In Nordrhein-Westfalen hat das Zusammenwirken von Arbeitgebern und Gewerkschaften, von Industrie, Handwerk, Handel und Banken, von großen und kleinen Unternehmen Tradition.

Deshalb haben Herr Wirtschaftsminister Pinkwart, Herr Finanzminister Lienenkämper, Herr Arbeitsminister Laumann und ich am vergangenen Donnerstag per Videoschalte alle an einen Tisch geholt. Die Spitzen der Wirtschaft und der Gewerkschaften haben uns noch einmal an sehr vielen Beispielen auch das Ausmaß dieser Krise geschildert, und gemeinsam haben wir beraten, was wir als Politik tun können, damit unser wirtschaftliches und soziales Leben diese Krise überlebt. Das ist nicht automatisch so.

Deshalb müssen wir unbürokratisch und wirksam helfen. Daher gibt es diesen Rettungsschirm, den wir nachher beraten werden: 25 Milliarden Euro, historische Ausmaße für ein Sondervermögen in dieser Zeit. Hunderttausende von Mittelständlern, Kleinunternehmen, auch Start-ups werden jetzt für ihre Mitarbeiterinnen und Mitarbeiter Sicherheit bekommen.

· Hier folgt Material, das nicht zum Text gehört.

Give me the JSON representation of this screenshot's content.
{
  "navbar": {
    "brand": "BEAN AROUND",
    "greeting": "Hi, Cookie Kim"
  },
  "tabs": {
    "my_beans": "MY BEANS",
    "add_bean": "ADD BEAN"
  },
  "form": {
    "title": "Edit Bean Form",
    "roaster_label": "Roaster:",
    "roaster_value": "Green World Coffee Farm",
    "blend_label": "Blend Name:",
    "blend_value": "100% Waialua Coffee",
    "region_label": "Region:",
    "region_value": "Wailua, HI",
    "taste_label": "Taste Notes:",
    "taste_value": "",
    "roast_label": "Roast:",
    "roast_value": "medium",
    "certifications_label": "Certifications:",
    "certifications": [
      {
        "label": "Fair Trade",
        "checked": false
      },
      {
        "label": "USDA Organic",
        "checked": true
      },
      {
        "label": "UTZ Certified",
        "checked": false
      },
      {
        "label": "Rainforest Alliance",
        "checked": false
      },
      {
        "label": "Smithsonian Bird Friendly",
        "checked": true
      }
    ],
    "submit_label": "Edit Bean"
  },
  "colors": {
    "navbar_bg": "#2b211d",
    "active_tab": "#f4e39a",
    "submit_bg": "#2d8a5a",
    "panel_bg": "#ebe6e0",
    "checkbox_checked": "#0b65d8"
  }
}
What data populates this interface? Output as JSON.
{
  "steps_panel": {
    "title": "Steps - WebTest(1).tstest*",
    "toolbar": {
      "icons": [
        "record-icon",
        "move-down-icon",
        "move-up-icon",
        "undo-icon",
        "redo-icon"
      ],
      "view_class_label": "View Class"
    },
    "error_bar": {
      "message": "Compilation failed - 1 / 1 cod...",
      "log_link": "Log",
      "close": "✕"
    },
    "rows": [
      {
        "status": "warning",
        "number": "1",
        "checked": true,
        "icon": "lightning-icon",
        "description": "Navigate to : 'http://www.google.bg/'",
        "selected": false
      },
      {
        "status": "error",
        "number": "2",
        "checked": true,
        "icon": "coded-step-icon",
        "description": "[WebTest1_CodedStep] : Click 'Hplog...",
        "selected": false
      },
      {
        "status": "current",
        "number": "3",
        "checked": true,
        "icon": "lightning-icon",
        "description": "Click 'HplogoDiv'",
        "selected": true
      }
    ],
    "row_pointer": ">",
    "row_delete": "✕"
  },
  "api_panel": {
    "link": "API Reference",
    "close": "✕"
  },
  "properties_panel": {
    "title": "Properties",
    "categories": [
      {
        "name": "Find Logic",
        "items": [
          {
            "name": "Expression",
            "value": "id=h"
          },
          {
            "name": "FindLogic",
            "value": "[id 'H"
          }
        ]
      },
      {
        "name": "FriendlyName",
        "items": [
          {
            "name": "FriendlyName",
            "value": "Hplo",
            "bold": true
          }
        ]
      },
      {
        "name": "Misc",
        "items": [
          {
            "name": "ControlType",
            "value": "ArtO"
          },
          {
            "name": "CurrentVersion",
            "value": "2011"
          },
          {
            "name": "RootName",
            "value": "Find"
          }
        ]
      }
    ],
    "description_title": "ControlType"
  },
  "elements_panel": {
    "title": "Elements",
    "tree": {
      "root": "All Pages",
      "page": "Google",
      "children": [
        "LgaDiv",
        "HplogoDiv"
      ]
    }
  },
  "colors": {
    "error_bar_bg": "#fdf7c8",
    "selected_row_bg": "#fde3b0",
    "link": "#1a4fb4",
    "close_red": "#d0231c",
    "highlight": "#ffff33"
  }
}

Dazu stellen wir zusammen mit der NRW.BANK eine Vielzahl von Instrumenten für unsere Unternehmen bereit. Unsere Finanzverwaltung kommt von der Krise betroffenen Unternehmen mit zinslosen Steuerstundungen und der Herabsetzung von Vorauszahlungen, die ja gerade in diesen Tagen fällig werden, entgegen. Zudem setzen wir Sondervorauszahlungen für Dauerfristverlängerungen bei der Umsatzsteuer für krisenbetroffene Unternehmen auf null. So schaffen wir sofort 4 Milliarden Euro Liquidität für die Unternehmen.

Es geht bei dem Paket um die Bewältigung aller direkten und indirekten Folgen der Coronakrise. Deshalb haben wir es bewusst breit aufgestellt. Dazu beschließen wir heute einen Nachtragshaushalt 2020.